Bu saptamalar bize sunulmuş, daha doğrusu dayatılmış olan metinden uzaklaştırmaz bizi -çünkü bu, bir anlatı gibi görünse de anlatı değil bildirici bir metindir. Acımasız bir yazgının tuzağına düşmüş olan kimsenin başına gelecek veya gelebilecek olan şeyi sorgulayan ve belirleyen, başlangıçta yer alan, otoriter olmanın da ötesindeki bir “Siz”le her şey belirlenmiştir. Kolaylık olsun diye, bu “siz”in, cisimlendireceği [veya vücut vereceği] geçici figürü hiçlikten çıkarması gereken aktöre bilgiler veren sahneye koyucunun “siz”i olduğu söylenecektir. Böyle olabilir, fakat o zaman onu İlahi Senarist olarak anlamak gerekir: önümüze neyin çıkacağını bilmeden yol aldığımız olaylar zincirinin ana hatlarını kahince belirleyen ve gökten inen kutsal kitabın Siz’i. “Kadını tanımıyor olmalıydınız, onu aynı anda birçok yerde bulmuş olmalıydınız, bir otelde, bir sokakta, bir trende, bir barda, bir kitapta, bir filmde, kendinizde…’* “Siz” asla kadına hitap etmez; belirsiz, meçhul ve gerçekdışı, bu nedenle edilgenliği içinde ele geçirilemez, ebediyen geçici ve uyuklayan mevcudiyeti içinde yok olan kadın karşısında güçsüzdür o.

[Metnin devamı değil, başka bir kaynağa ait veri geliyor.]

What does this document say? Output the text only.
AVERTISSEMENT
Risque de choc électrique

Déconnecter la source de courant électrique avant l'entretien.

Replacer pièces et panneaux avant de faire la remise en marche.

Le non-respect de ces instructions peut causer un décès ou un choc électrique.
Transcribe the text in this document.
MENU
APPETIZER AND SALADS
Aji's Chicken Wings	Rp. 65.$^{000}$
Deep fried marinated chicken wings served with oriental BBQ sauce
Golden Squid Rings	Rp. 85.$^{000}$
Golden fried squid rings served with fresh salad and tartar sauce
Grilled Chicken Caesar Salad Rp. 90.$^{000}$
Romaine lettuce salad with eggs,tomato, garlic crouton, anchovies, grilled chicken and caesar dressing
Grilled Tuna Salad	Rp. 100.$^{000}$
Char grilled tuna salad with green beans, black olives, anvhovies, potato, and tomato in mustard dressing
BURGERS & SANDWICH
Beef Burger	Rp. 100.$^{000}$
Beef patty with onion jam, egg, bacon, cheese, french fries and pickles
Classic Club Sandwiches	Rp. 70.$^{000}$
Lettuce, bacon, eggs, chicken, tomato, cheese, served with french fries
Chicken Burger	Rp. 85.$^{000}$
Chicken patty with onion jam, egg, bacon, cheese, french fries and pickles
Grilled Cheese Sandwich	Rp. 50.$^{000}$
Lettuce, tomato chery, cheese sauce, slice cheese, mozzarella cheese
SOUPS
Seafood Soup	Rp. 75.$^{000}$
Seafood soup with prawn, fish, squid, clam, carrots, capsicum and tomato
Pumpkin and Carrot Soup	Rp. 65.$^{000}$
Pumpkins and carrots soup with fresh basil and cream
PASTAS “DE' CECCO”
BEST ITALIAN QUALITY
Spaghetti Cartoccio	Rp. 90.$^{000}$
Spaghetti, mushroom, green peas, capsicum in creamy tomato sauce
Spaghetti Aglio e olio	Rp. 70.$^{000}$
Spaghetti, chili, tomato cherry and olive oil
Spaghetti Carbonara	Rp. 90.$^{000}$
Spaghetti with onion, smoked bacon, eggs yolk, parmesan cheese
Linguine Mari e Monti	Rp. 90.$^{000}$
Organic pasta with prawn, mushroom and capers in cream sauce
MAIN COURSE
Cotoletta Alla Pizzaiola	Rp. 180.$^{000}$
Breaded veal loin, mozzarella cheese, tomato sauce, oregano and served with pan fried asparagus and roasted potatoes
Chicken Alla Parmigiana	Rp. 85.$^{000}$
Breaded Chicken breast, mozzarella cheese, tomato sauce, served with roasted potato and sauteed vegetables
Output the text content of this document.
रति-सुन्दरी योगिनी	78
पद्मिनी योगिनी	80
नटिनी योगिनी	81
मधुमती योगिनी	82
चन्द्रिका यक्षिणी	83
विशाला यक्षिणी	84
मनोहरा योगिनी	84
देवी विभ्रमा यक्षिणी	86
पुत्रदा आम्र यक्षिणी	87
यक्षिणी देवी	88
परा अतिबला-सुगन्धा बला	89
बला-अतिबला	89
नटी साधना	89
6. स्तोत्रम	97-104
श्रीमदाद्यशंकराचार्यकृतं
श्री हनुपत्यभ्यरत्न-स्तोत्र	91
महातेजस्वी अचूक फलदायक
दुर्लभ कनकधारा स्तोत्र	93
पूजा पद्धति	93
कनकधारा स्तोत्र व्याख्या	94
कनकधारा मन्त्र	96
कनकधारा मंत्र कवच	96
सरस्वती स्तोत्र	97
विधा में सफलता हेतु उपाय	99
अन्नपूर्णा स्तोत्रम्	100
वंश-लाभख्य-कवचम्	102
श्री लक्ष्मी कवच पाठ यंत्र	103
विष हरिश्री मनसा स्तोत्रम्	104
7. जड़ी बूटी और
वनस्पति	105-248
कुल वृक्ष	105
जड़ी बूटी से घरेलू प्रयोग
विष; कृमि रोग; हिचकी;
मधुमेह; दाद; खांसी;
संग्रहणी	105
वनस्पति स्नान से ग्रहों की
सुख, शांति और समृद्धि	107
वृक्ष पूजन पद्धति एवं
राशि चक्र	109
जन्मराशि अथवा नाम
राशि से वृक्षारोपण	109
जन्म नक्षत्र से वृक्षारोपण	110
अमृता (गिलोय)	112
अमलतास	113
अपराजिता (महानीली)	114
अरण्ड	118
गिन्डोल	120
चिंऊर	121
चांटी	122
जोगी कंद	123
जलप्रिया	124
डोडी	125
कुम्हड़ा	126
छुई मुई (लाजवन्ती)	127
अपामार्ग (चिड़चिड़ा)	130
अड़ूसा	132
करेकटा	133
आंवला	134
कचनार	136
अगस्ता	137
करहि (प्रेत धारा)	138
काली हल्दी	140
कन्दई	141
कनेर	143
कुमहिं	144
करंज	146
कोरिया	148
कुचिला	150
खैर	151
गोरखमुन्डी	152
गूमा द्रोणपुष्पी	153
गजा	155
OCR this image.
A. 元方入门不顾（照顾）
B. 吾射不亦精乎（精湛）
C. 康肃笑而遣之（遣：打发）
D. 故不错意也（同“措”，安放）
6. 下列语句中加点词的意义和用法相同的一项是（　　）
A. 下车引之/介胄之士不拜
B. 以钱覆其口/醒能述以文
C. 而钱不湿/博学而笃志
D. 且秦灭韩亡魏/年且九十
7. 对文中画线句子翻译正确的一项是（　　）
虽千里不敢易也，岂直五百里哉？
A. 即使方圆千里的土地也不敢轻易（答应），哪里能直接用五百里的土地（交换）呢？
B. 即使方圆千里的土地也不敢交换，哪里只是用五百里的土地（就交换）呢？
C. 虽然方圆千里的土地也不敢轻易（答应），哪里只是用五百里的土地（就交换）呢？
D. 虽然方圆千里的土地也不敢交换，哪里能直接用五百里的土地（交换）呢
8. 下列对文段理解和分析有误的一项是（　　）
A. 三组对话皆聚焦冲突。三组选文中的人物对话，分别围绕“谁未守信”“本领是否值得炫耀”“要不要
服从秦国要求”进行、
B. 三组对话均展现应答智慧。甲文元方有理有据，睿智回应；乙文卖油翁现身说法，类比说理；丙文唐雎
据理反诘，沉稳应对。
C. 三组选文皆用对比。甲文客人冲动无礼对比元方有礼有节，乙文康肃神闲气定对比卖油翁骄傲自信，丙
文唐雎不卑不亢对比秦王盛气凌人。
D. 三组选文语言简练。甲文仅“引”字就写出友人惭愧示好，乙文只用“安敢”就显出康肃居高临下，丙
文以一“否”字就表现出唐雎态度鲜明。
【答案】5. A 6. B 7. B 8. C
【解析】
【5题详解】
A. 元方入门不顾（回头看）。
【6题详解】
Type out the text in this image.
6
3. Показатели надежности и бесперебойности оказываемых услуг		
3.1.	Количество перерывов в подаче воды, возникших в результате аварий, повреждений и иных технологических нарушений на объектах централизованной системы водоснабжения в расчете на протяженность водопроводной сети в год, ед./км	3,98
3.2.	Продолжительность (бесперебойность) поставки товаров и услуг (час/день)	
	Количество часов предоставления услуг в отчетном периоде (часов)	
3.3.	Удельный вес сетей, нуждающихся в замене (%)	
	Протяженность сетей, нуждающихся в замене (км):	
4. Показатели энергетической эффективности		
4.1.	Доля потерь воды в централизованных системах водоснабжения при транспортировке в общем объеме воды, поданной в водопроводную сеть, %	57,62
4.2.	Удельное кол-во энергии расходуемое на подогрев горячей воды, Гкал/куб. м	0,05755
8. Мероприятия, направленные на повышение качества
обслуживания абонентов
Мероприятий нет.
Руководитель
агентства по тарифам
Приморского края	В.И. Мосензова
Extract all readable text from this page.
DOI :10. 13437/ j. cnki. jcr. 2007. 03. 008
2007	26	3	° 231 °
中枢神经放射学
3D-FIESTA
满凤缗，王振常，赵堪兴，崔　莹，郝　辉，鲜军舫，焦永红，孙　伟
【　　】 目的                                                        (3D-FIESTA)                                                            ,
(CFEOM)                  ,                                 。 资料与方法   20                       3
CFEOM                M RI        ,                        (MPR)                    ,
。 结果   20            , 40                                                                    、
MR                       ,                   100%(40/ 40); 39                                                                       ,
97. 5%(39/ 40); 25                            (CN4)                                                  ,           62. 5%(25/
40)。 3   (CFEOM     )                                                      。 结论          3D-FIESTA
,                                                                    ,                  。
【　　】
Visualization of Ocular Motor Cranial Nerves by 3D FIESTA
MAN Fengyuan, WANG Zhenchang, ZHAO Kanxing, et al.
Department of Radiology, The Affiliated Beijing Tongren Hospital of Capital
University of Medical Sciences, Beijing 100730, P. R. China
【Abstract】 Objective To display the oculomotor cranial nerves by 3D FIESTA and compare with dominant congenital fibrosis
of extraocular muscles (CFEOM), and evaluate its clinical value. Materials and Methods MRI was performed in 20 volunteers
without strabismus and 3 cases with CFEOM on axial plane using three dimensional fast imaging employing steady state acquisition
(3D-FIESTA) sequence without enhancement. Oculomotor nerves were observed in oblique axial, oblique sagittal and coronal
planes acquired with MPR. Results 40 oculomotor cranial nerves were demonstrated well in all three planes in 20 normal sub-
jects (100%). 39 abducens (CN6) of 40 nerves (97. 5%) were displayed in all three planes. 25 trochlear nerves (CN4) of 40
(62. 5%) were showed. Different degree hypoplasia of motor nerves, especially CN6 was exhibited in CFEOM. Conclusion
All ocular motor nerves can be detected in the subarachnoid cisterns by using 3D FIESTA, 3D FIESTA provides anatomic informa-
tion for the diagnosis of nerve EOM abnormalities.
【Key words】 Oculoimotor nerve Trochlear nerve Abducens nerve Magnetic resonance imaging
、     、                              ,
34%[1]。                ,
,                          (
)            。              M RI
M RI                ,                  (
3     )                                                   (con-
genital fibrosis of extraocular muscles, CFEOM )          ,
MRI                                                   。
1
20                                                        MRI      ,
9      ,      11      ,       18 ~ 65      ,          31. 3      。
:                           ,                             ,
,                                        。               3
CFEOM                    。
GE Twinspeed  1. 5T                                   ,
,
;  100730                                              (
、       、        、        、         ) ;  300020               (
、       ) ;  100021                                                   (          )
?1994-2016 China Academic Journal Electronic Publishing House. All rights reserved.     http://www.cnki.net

İlk okunuşta şöyle açıklanacaktır: Basit; hemcinsleri dışında kimseyi tanımamış, yani sadece kendinin kopyası olan başka erkekleri tanımış bir erkek, demek ki bir erkek ve de birkaç gece için, tüm bir yaşam için ödenmiş bir sözleşmeyle bağlı genç bir kadın; bu nedenle aceleci eleştirmenler bir fahişeden söz etmiştir, oysa bizzat kadın fahişe olmadığını belirtir, ama bir sözleşme vardır -sadece anlaşmaya dayalı ilişki (evlilik, para)- çünkü kadın, sevmeye muktedir olmayan erkeğin ona ancak koşullu olarak, bir pazarlığın sonucunda yaklaşabileceğini, açıkça farkına varmasa da daha ilk andan itibaren hissetmiştir, tıpkı görünüşte kendini tümüyle teslim eden ama sadece kendinin anlaşmalı bölümünü teslim eden, elden bırakmadığı özgürlüğünü koruyan veya saklayan kadın gibi. Buradan şu sonuç çıkarılabilir ki, ilişkilerin mutlaklığı başlangıçtan itibaren saptırılmıştır ve tecimsel bir toplumda varlıklar arasında kuşkusuz ticaret vardır, asla hakiki bir “cemaat” yoktur, aklın alamayacağı kadar aşırı olsalar da “iyi” davranışların mübadelesinin ötesine geçen bir tanışma asla yoktur. Parayı ödeyenin veya kapatma tutanın, yalnızca kendi iktidarsızlığının ölçüsünü veren bu kendi gücü dolayısıyla hayal kırıklığına uğradığı ve aslında tahakküm altına alınan olduğu güç ilişkileri.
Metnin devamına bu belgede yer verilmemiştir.